In this essay, Joan Scott traces the uses of “gender” as a category of historical analysis, offering both critiques and positive suggestions about the possibilities for further study. She describes two categories of approaches to gender by historians: the first being descriptive, the second causal. Where descriptive approaches tend to focus on relations between the sexes and largely those outside of the world of politics, causal approaches focus on the creation of gender identifies. These fall into three general trends, each with its own weaknesses:

  • a focus on the origins of patriarchy. (the focus on patriarchy has the unfortunate consequence of ignoring the connections between gender inequality and other inequality, as well as making gender difference a universal, rather than a cultural construct.)
  • a Marxist approach that stresses the material causes of gender difference. (but that very focus on material causes limits the analysis and renders gender the result of economic structures, not an independent category.)
  • a post-structuralist approach that seeks to explain the production and reproduction of gendered identity, either of the Anglo-American school focused on object-relations and moral development, or the French school focused on readings of Freud and theories of language (1057). (the Anglo-American school focuses on family and household experiences as the sources for gender construction and needs more attention to symbolic systems, while the French school focuses too heavily on “the subject” which results in positing antagonism between males and females as central to gender and results in reductive readings of the past (1064).)

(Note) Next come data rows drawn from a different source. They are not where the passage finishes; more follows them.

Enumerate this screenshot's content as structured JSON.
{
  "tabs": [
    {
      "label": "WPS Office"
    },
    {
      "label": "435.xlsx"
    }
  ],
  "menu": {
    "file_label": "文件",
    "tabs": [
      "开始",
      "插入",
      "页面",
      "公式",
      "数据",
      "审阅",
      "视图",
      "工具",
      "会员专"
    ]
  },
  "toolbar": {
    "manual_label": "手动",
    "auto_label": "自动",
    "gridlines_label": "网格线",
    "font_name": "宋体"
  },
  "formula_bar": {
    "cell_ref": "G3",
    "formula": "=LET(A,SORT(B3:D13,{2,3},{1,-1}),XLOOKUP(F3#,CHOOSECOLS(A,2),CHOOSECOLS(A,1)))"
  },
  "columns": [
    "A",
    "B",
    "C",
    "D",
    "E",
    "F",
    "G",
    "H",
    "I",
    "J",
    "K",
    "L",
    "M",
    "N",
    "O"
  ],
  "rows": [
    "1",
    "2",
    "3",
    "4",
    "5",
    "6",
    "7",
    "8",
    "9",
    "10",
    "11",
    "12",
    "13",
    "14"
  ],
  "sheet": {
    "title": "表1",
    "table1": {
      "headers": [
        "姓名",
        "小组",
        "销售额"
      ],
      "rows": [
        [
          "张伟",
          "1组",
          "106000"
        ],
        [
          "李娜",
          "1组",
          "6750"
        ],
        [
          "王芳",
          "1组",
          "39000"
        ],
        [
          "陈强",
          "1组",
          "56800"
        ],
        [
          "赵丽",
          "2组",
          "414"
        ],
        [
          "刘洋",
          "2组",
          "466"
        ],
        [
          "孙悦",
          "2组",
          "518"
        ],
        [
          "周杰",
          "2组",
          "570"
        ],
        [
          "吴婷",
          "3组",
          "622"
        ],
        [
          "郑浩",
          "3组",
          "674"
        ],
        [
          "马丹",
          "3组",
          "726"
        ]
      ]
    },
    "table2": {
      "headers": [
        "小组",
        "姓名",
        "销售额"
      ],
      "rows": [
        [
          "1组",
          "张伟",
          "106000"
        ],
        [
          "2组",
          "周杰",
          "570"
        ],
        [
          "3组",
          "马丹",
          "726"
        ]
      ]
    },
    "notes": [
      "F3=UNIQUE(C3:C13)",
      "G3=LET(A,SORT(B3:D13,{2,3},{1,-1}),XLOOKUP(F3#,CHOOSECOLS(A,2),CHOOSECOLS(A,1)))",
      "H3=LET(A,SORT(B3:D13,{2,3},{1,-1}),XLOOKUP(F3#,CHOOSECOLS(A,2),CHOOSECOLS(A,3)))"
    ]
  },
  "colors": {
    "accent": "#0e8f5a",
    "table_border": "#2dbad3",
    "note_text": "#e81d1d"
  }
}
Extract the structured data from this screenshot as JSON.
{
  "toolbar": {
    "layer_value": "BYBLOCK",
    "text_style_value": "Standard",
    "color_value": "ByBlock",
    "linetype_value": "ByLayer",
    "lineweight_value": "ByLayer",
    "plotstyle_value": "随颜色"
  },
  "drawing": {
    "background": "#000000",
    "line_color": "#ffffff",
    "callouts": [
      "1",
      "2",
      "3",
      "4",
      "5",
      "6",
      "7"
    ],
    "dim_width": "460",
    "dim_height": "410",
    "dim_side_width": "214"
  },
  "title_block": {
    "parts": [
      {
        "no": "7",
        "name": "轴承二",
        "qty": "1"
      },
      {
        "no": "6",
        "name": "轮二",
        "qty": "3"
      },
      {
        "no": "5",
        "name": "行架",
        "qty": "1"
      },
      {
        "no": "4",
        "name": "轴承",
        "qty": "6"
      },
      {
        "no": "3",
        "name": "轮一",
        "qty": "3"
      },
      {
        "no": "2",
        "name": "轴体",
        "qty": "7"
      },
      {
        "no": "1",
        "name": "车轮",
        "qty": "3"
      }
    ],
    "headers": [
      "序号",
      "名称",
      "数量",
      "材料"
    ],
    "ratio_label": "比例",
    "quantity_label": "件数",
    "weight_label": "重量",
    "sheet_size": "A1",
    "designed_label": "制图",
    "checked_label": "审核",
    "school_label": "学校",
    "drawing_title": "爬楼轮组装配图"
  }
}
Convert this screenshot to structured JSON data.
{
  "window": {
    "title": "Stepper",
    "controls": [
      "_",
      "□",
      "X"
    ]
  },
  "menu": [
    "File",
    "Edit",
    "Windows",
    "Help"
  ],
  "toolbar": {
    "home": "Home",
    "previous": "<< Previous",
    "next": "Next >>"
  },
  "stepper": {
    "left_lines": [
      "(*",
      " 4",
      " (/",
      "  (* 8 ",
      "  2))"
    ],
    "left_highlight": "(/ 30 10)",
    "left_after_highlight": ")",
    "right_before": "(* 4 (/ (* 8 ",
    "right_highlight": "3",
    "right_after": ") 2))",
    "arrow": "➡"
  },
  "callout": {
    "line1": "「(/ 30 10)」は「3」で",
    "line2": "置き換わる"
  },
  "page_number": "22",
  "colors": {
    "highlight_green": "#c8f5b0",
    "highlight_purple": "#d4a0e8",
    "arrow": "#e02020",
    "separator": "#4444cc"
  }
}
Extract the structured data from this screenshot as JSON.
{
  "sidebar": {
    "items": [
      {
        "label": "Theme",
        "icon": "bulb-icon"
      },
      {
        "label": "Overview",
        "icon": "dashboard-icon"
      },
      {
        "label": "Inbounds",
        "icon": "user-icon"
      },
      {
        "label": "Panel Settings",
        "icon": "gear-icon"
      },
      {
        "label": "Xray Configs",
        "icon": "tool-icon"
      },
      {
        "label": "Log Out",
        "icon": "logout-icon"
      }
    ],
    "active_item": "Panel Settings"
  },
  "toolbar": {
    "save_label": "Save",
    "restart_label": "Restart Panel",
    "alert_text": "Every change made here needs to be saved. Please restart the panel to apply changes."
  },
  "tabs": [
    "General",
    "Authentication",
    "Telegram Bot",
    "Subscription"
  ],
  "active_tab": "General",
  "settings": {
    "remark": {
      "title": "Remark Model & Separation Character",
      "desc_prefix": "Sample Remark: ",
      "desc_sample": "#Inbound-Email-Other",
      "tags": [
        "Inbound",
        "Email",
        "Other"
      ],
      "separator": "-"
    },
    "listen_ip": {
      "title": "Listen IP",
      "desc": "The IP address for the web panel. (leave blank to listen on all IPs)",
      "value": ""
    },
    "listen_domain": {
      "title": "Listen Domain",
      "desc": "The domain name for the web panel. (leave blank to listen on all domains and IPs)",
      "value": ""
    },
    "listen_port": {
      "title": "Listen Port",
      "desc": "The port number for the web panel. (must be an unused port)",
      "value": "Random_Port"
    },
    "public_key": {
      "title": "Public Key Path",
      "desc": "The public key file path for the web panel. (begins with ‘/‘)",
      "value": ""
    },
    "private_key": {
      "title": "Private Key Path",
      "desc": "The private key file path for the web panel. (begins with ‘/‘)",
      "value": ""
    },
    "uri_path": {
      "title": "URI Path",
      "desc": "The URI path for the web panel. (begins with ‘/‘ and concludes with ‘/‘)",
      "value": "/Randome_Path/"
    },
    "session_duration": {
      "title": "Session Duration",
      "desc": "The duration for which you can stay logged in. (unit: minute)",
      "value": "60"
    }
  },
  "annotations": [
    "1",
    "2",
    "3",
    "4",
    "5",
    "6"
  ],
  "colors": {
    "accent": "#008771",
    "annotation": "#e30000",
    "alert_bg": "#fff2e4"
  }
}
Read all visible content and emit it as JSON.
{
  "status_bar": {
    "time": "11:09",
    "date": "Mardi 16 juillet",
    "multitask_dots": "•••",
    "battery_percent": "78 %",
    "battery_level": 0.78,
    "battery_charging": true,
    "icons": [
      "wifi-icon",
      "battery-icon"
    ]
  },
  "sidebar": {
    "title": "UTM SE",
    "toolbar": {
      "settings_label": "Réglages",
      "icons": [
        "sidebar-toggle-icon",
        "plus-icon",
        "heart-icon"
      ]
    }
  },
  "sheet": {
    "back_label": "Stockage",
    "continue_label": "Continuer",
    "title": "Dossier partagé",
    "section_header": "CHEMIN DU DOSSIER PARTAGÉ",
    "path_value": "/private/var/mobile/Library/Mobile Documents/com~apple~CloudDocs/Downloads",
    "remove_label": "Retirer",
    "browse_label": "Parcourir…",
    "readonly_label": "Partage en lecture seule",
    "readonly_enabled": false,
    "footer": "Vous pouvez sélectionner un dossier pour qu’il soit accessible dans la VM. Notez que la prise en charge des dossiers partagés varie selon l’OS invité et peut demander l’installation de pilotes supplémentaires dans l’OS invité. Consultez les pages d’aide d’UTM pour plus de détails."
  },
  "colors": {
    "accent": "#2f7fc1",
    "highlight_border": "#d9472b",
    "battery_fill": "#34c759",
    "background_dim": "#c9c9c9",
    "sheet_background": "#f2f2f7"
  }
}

Drawing from all of these approaches and attempting to learn from their weaknesses, Scott poses the following definition of gender as a means of framing gender as a category for analysis. According to Scott, gender is a constitutive element of social relationships based upon perceived difference, which consists of:

  • culturally available symbols that evoke multiple and contradictory representations of gender,
  • normative concepts that set forth interpretations of the meanings of the symbols and limit metaphoric possibilities,
  • a notion of politics and reference to social institutions and organizations,
  • subjective identity, which needs to be explored in historically contingent ways,

as well as the primary way of signifying relationships of power (1067 ff). Where the first point, with its four part points to places for historical investigation, the second – the relationship between gender and power – marks the theorizing about gender (1069).

By focusing on gender in these terms, Scott proposes that historians can better explore both individual subjects and social organizations to understand how gender works and how changes in the construction of gender and power can and do occur (1067).